In the future, if populations begin to develop herd immunity (for example, through widespread vaccination), the level of coronavirus transmission will fall—which will also cause the percent positive to fall. But just because a place has a low percent positive now does not mean that it has achieved herd immunity. In fact, some of the places with the lowest percent positive (for example, in New Zealand, where an outbreak has not yet occurred) are likely to have the least amount of population immunity. These places will still be able to achieve herd immunity through mass vaccination when a vaccine becomes available.

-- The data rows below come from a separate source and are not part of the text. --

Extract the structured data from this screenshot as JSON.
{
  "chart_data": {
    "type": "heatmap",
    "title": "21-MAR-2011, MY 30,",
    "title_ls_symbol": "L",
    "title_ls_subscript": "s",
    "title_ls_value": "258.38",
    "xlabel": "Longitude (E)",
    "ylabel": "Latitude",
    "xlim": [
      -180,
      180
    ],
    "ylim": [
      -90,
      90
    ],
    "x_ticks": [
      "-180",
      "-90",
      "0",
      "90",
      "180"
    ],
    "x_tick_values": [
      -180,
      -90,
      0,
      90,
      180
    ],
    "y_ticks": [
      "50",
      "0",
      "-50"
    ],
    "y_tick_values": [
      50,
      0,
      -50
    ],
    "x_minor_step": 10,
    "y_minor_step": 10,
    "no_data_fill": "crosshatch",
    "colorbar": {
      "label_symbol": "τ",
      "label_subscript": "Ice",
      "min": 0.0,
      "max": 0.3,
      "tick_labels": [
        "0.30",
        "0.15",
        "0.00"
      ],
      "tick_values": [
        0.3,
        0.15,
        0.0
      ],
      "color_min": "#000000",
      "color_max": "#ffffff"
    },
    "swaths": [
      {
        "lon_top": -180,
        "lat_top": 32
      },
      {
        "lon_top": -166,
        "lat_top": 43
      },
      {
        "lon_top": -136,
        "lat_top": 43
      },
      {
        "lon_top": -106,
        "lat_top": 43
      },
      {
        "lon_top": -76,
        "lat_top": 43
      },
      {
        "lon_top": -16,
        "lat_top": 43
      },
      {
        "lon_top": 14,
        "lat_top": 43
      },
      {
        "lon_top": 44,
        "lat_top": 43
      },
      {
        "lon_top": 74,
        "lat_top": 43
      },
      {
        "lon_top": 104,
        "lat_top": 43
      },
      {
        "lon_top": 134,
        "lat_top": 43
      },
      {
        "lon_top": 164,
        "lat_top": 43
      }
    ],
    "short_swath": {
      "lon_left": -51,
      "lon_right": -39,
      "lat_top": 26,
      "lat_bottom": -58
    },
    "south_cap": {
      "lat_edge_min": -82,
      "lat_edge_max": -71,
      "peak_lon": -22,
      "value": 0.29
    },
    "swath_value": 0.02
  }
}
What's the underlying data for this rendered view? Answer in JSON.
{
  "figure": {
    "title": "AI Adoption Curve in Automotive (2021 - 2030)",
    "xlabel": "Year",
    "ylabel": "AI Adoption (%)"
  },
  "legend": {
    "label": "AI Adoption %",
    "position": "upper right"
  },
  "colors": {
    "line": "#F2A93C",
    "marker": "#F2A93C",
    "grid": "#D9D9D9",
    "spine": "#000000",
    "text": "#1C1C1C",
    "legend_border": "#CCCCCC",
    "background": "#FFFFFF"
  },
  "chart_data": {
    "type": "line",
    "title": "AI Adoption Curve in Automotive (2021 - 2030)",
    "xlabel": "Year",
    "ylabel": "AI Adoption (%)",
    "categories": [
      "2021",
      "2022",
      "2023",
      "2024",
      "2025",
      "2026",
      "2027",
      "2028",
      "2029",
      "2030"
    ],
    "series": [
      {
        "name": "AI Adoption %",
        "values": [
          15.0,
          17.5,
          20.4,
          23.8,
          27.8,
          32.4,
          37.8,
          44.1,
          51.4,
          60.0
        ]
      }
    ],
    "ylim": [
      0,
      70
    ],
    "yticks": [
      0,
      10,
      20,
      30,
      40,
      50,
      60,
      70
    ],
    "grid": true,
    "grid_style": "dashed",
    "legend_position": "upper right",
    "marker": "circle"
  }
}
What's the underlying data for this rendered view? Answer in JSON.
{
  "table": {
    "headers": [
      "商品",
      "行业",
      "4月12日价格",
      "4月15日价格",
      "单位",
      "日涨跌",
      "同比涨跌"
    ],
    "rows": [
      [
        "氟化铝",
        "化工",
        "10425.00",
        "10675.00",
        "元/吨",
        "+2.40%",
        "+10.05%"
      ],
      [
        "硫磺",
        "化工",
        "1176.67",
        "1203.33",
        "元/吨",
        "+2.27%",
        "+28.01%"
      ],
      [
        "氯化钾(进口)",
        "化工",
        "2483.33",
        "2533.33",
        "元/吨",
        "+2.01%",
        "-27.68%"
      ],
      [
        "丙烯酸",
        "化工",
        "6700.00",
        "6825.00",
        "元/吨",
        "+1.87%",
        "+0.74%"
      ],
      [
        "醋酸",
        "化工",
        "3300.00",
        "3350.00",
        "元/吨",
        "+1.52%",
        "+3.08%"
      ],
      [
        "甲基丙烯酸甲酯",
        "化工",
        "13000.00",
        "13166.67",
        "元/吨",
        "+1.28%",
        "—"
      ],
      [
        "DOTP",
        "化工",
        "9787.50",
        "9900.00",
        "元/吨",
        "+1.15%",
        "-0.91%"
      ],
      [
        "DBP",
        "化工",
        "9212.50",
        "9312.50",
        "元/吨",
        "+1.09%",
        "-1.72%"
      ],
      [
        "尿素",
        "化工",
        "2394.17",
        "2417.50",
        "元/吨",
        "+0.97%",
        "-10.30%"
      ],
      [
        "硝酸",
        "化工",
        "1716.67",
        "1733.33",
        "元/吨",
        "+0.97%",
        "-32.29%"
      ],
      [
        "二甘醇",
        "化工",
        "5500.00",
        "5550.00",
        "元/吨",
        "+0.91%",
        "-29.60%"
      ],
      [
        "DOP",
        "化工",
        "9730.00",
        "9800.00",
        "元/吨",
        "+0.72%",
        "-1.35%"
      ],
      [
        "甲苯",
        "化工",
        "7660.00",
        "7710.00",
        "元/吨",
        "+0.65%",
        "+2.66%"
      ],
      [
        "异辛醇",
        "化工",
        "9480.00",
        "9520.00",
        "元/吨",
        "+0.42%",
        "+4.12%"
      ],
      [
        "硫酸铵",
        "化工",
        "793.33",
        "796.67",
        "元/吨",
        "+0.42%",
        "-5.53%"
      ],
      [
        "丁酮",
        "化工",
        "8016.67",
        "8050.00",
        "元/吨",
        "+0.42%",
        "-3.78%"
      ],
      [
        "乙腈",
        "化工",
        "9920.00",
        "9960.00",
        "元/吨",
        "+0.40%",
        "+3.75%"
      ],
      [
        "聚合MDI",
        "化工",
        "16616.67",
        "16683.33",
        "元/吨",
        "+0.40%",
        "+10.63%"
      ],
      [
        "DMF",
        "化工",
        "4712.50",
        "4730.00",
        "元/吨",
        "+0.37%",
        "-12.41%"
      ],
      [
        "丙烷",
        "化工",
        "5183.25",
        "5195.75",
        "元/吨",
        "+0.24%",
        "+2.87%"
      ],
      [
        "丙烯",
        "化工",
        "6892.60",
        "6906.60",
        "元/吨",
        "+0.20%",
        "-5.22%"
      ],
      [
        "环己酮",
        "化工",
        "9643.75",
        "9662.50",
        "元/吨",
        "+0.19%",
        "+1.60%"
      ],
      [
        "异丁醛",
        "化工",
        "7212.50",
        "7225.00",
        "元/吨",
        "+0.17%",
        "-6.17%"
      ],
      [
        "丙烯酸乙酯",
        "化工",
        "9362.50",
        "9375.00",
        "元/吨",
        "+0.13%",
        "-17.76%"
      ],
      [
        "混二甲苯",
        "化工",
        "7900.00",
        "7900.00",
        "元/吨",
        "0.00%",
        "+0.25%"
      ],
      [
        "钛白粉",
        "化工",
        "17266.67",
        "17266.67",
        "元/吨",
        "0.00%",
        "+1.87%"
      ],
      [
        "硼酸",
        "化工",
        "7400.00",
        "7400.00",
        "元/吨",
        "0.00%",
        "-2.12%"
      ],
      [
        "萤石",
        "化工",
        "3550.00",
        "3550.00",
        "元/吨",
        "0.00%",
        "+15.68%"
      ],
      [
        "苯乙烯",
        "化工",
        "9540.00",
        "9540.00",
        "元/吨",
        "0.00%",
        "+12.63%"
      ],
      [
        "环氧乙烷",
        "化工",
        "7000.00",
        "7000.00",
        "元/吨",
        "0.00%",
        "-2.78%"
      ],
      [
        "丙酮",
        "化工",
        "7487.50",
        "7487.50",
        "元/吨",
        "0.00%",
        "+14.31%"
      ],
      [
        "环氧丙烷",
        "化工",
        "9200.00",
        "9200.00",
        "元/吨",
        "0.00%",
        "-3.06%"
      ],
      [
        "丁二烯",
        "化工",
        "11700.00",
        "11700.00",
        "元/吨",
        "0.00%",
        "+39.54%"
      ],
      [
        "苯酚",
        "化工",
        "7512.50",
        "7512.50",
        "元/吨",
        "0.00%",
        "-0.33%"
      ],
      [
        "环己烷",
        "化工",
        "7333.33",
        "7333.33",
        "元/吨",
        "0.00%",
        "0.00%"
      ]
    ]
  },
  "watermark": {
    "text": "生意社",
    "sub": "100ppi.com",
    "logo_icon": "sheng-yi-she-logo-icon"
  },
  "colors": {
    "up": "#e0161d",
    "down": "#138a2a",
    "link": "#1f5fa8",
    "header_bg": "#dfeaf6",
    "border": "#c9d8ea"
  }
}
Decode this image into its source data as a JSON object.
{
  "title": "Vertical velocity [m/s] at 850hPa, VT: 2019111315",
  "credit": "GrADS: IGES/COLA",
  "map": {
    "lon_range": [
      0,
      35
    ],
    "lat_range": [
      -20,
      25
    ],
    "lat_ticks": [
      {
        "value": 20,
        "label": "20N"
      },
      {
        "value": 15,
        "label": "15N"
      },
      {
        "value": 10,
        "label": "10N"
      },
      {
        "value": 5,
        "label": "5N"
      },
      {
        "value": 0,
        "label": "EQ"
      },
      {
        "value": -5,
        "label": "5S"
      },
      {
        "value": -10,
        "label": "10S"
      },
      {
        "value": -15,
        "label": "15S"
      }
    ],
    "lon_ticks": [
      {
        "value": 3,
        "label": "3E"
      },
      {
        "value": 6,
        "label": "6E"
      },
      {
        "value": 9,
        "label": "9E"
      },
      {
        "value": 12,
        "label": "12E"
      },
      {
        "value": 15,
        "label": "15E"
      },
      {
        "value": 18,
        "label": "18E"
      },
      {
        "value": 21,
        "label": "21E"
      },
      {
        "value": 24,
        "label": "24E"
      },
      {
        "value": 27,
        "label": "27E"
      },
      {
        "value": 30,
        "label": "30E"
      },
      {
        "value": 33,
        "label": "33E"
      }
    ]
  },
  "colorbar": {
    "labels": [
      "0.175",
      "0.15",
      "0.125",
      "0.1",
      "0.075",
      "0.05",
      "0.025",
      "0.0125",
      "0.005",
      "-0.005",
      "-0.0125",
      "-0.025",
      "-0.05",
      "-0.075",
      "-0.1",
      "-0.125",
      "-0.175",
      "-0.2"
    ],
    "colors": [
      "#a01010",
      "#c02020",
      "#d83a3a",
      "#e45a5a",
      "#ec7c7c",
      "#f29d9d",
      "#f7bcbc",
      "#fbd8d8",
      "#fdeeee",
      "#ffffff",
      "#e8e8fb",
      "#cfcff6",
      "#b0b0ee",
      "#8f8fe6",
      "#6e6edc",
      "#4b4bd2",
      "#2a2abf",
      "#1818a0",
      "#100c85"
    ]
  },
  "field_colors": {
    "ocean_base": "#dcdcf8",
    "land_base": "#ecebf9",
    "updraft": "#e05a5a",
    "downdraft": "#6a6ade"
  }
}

How can we reduce the percent positive when it is too high?
Simply put, there are two ways to lower the percent positive: Reduce the amount of coronavirus transmission or increase the number of people who get tested. Fortunately, these two things often go hand-in-hand. If a place is doing more testing—and responding appropriately to positive tests, by making sure that people who might be contagious are isolated, for example—the amount of transmission should go down over time. But even without testing, measures such as stricter regulations regarding wearing masks, physical distancing, and avoiding large gatherings are all effective ways to reduce transmission.
Why does more testing help?
When there is not enough testing in an area, people who are infected with coronavirus don’t get counted, and they don’t know to isolate themselves. As a result, these people can spread the coronavirus and cause disease in their communities.
People who test positive for the coronavirus (and those exposed to them) should isolate themselves for two weeks, and contact tracing should be done to prevent the infection from spreading. Without enough testing, the coronavirus spreads “silently”. By the time severe cases begin to surge in hospitals, outbreaks are larger and much harder to control. These outbreaks can be detected earlier—and their severity lessened—by testing more people.
But for testing to work, people need to get test results quickly. When people have to wait many days to get their results back, they may be less likely to keep themselves isolated. By the time a positive test result comes back, therefore, someone who has been waiting many days may have infected more people.
While tracking the number of positive tests is useful, what matters more is the total number of people who are infected—and we can only know this number by testing more people. As more people are tested, the percent positive will go down.
What should I do if I’m in a place with a high percent positive?
Since this means that the level of coronavirus transmission in your area is likely still high, you should be very careful about wearing masks, washing your hands, maintaining physical distance, and avoiding situations that may put you at risk for getting infected or infecting others (which you could do if you’re infected but don’t know it). You should also consider getting tested if you have any symptoms, or if you have not been distancing and are likely to be in contact with people who are at risk of getting very sick if they develop COVID-19.
If I’m in a place with a low percent positive, does this mean I’m immune?
No. All this means is that coronavirus transmission, relative to testing, is low in your setting at the moment. This usually means that the risk of getting COVID-19 in your area is lower at this time, but it’s important to remember that coronavirus transmission can increase again at any time. Also, a lower percent positive does not mean there is herd immunity. We all need to keep our guard up if we want to keep transmission levels low—which is what needs to happen if we want to get back to our normal activities again.
David Dowdy is an associate professor and Gypsyamber D’Souza is a professor in Epidemiology at the Bloomberg School.